RADAR is a service designed to meet the needs of researchers and has proven its worth over several years. So far, it has been used primarily by academic institutions for institutional research data management. In keeping with its claim to sustainability, FIZ Karlsruhe is now making RADAR directly accessible to researchers and adapting the service for the two new offerings – RADAR4Chem and RADAR4Culture – to the respective discipline-specific requirements.

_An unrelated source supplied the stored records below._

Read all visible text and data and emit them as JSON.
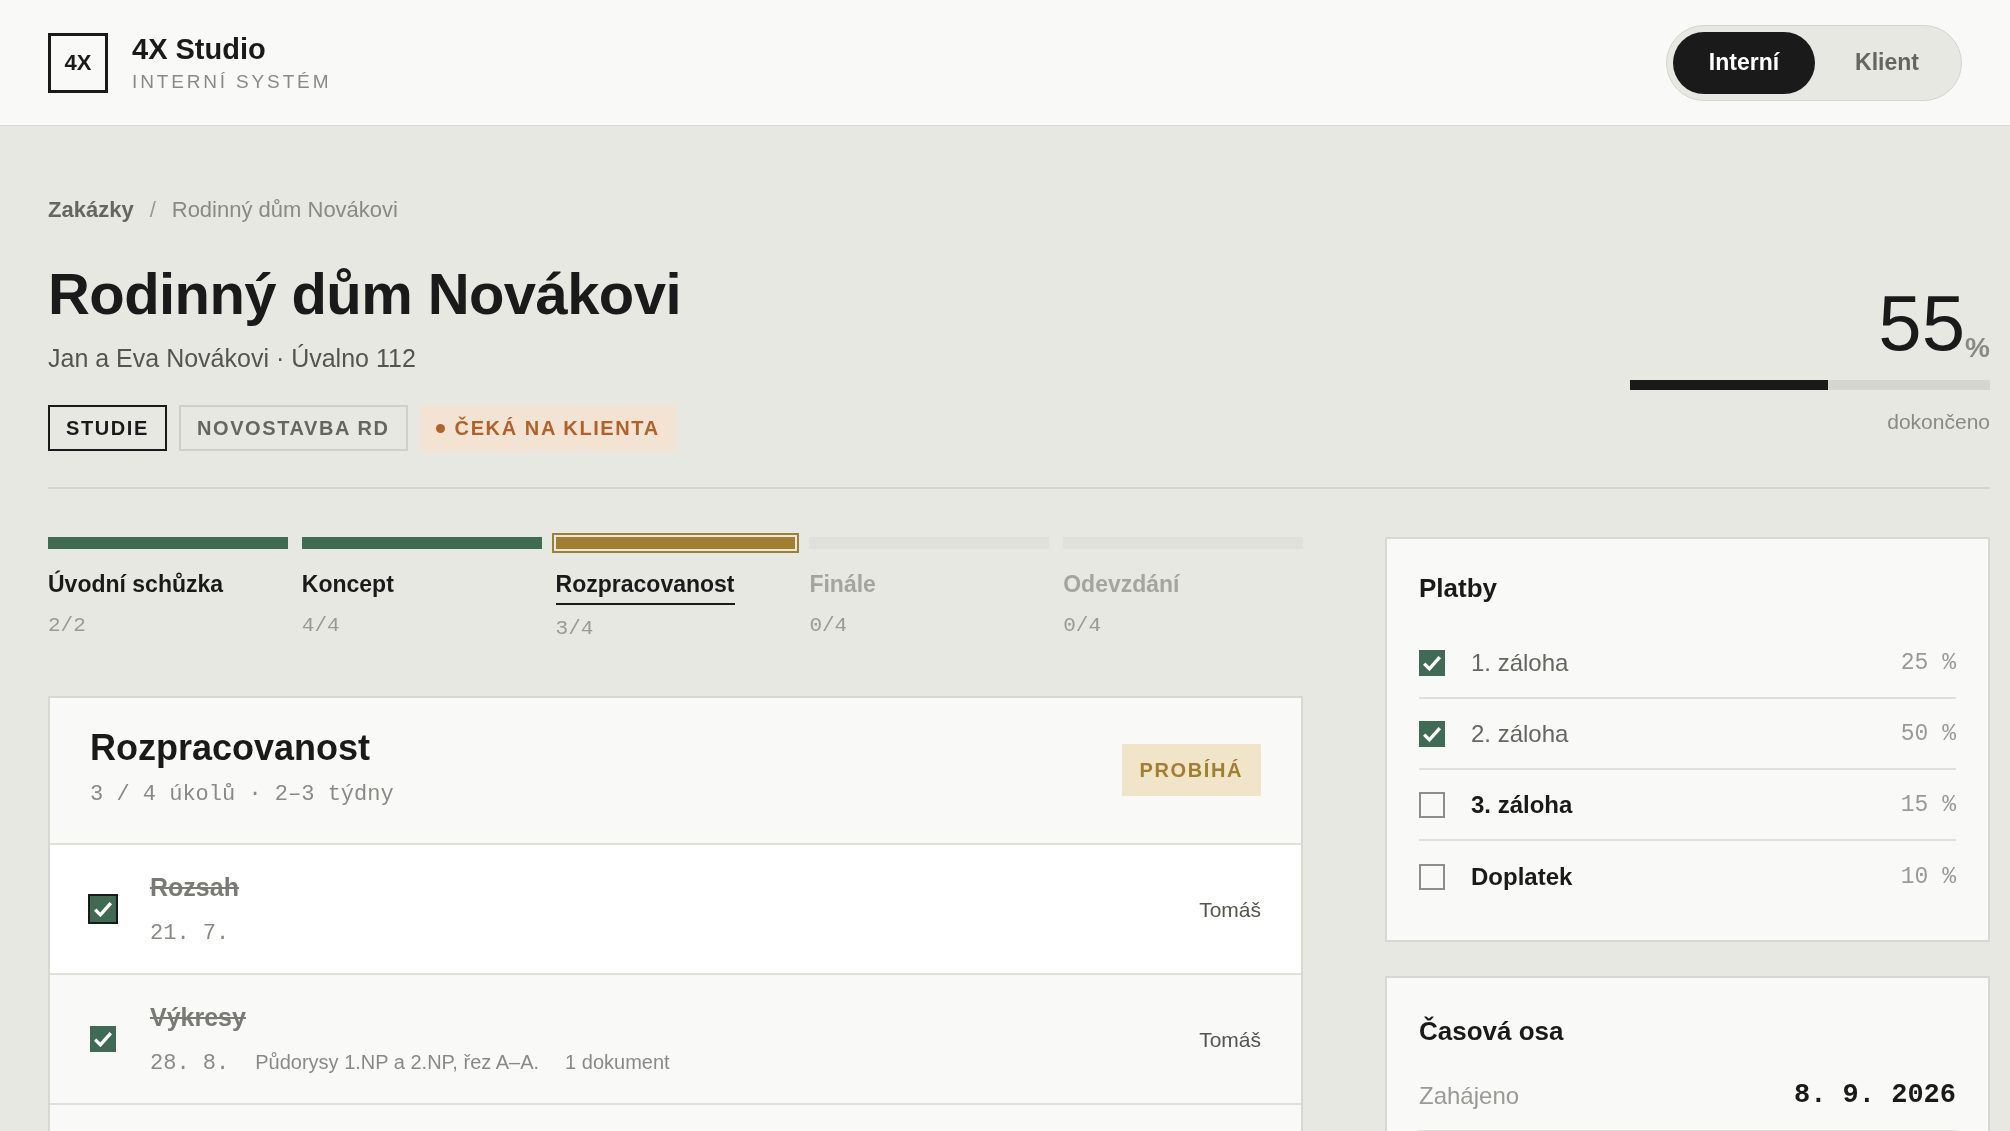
{
  "header": {
    "logo": "4X",
    "title": "4X Studio",
    "subtitle": "INTERNÍ SYSTÉM",
    "view_toggle": [
      {
        "label": "Interní",
        "selected": true
      },
      {
        "label": "Klient",
        "selected": false
      }
    ]
  },
  "breadcrumb": [
    {
      "label": "Zakázky",
      "kind": "link"
    },
    {
      "label": "/",
      "kind": "separator"
    },
    {
      "label": "Rodinný dům Novákovi",
      "kind": "current"
    }
  ],
  "project": {
    "title": "Rodinný dům Novákovi",
    "subtitle": "Jan a Eva Novákovi · Úvalno 112",
    "tags": [
      {
        "label": "STUDIE",
        "kind": "primary"
      },
      {
        "label": "NOVOSTAVBA RD",
        "kind": "outline"
      },
      {
        "label": "ČEKÁ NA KLIENTA",
        "kind": "status"
      }
    ],
    "progress": {
      "value": "55",
      "unit": "%",
      "level": 0.55,
      "label": "dokončeno"
    }
  },
  "stages": [
    {
      "label": "Úvodní schůzka",
      "count": "2/2",
      "completed": true,
      "selected": false
    },
    {
      "label": "Koncept",
      "count": "4/4",
      "completed": true,
      "selected": false
    },
    {
      "label": "Rozpracovanost",
      "count": "3/4",
      "completed": false,
      "selected": true
    },
    {
      "label": "Finále",
      "count": "0/4",
      "completed": false,
      "selected": false
    },
    {
      "label": "Odevzdání",
      "count": "0/4",
      "completed": false,
      "selected": false
    }
  ],
  "stage_panel": {
    "title": "Rozpracovanost",
    "meta": "3 / 4 úkolů · 2–3 týdny",
    "badge": "PROBÍHÁ",
    "tasks": [
      {
        "title": "Rozsah",
        "date": "21. 7.",
        "assignee": "Tomáš",
        "checked": true,
        "selected": true
      },
      {
        "title": "Výkresy",
        "date": "28. 8.",
        "note": "Půdorysy 1.NP a 2.NP, řez A–A.",
        "attachments": "1 dokument",
        "assignee": "Tomáš",
        "checked": true,
        "selected": false
      }
    ]
  },
  "payments": {
    "title": "Platby",
    "items": [
      {
        "label": "1. záloha",
        "share": "25 %",
        "checked": true
      },
      {
        "label": "2. záloha",
        "share": "50 %",
        "checked": true
      },
      {
        "label": "3. záloha",
        "share": "15 %",
        "checked": false
      },
      {
        "label": "Doplatek",
        "share": "10 %",
        "checked": false
      }
    ]
  },
  "timeline": {
    "title": "Časová osa",
    "rows": [
      {
        "label": "Zahájeno",
        "value": "8. 9. 2026"
      }
    ]
  }
}
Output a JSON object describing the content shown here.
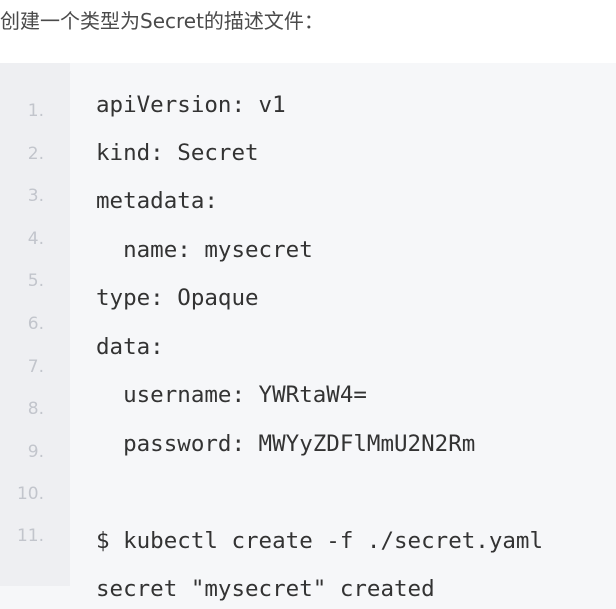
{
  "intro_text": "创建一个类型为Secret的描述文件：",
  "code": {
    "line_numbers": [
      "1.",
      "2.",
      "3.",
      "4.",
      "5.",
      "6.",
      "7.",
      "8.",
      "9.",
      "10.",
      "11."
    ],
    "lines": [
      "apiVersion: v1",
      "kind: Secret",
      "metadata:",
      "  name: mysecret",
      "type: Opaque",
      "data:",
      "  username: YWRtaW4=",
      "  password: MWYyZDFlMmU2N2Rm",
      "",
      "$ kubectl create -f ./secret.yaml",
      "secret \"mysecret\" created"
    ]
  }
}
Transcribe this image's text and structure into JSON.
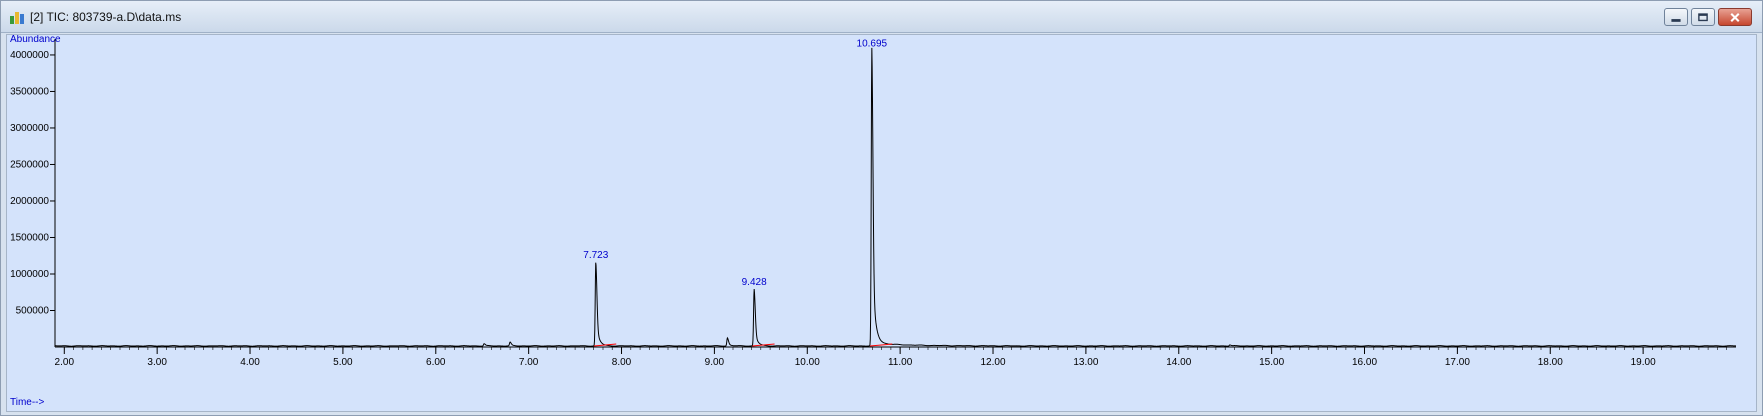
{
  "window": {
    "title": "[2] TIC: 803739-a.D\\data.ms",
    "controls": [
      "minimize",
      "restore",
      "close"
    ]
  },
  "chart_data": {
    "type": "line",
    "ylabel": "Abundance",
    "xlabel": "Time-->",
    "xlim": [
      1.9,
      20.0
    ],
    "ylim": [
      0,
      4150000
    ],
    "x_ticks": [
      "2.00",
      "3.00",
      "4.00",
      "5.00",
      "6.00",
      "7.00",
      "8.00",
      "9.00",
      "10.00",
      "11.00",
      "12.00",
      "13.00",
      "14.00",
      "15.00",
      "16.00",
      "17.00",
      "18.00",
      "19.00"
    ],
    "y_ticks": [
      "500000",
      "1000000",
      "1500000",
      "2000000",
      "2500000",
      "3000000",
      "3500000",
      "4000000"
    ],
    "grid": false,
    "colors": {
      "trace": "#000000",
      "baseline": "#ff0000",
      "peak_label": "#0000cc",
      "axis_label": "#0000cc"
    },
    "peaks": [
      {
        "rt": 7.723,
        "label": "7.723",
        "height": 1150000
      },
      {
        "rt": 9.428,
        "label": "9.428",
        "height": 780000
      },
      {
        "rt": 10.695,
        "label": "10.695",
        "height": 4050000
      }
    ],
    "minor_peaks": [
      {
        "rt": 6.52,
        "height": 30000
      },
      {
        "rt": 6.8,
        "height": 50000
      },
      {
        "rt": 9.14,
        "height": 110000
      },
      {
        "rt": 14.55,
        "height": 15000
      }
    ],
    "baseline_level": 15000
  }
}
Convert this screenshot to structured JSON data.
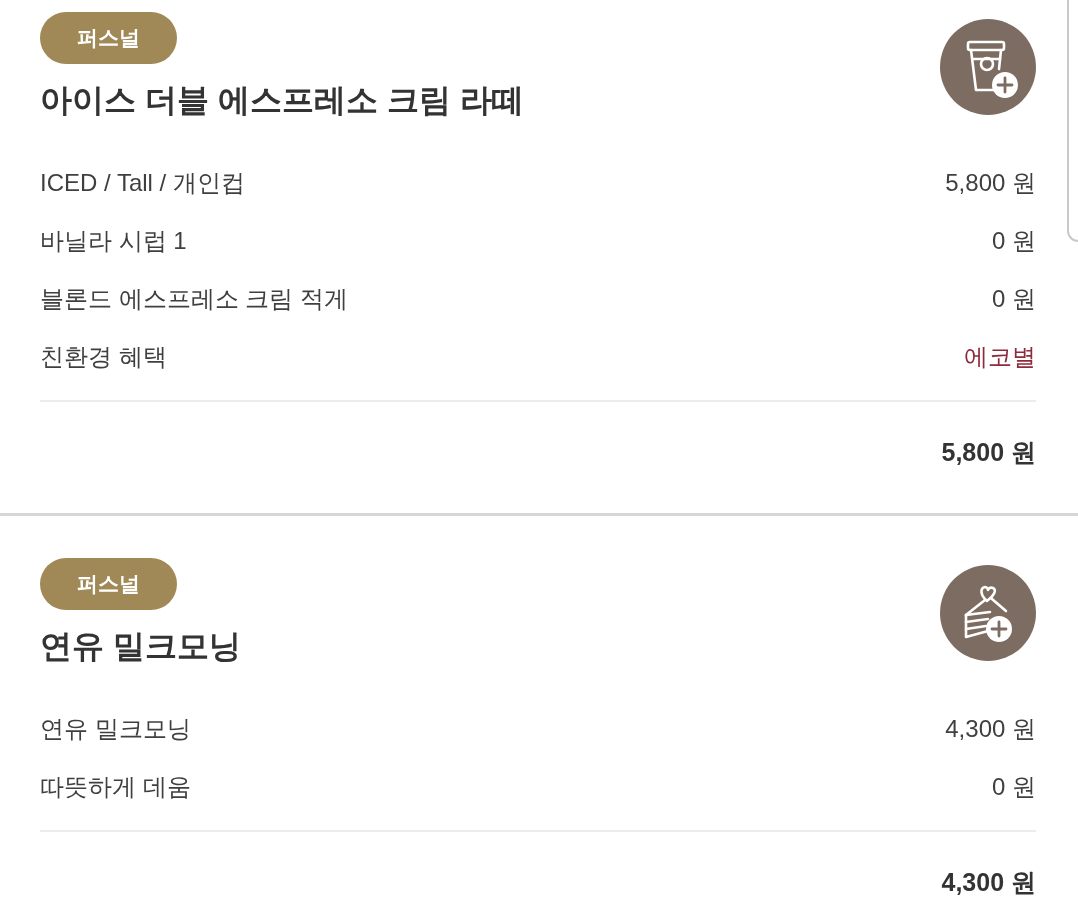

Dr. Felix Bach, head of the research data department at FIZ Karlsruhe and co-spokesperson of NFDI4Chem, explains: “RADAR4Chem and RADAR4Culture expand the range of options for FAIR data publication in the disciplines of chemistry and cultural sciences and humanities within the framework of the NFDI. Hereby, we provide scientists with a low-threshold solution that enables them to publish digital data together with descriptive metadata and Digital Object Identifiers (DOI). “
“With NFDI4Chem, we want to initiate a cultural change in research data management in chemistry,” says Christoph Steinbeck, Professor of Analytical Chemistry, Chemical Informatics and Chemometrics at the University of Jena and NFDI4Chem spokesperson. “To do this, we need powerful and reliable tools from renowned partners, such as RADAR4Chem from FIZ-Karlsruhe. With it, a repository is launched that researchers can rely on and that enables the storage of data without major hurdles.”
Prof. York Sure-Vetter, director of the NFDI, also considers the launch of RADAR4Chem and RADAR4Culture an important achievement: “To make data treasures available on a broad scale, research data management is needed that starts with the researchers themselves. The services RADAR4Chem and RADAR4Culture enable academics to share (meta)data with their communities and ensure their reusability. Both data repositories thus are an essential step towards a sustainable research data management and a crucial milestone for NFDI.”
The technical infrastructure for RADAR is operated in Germany and is therefore subject to German law. For RADAR4Chem and RADAR4Culture, a storage quota is provided free of charge by FIZ Karlsruhe and the cooperating data centres at the Karlsruhe Institute of Technology (KIT) and the Technical University (TU) Dresden. This means that researchers who want to make their data available FAIRly do not have to pay any publication or usage fees. Like RADAR, the two new services also enable the publication of any data types and formats and thus allow a wide range of application scenarios.
Researchers from the respective subject communities who would like to use RADAR services can find more information on the websites of FIZ Karlsruhe and the subject consortia NFDI4Chem and NFDI4Culture.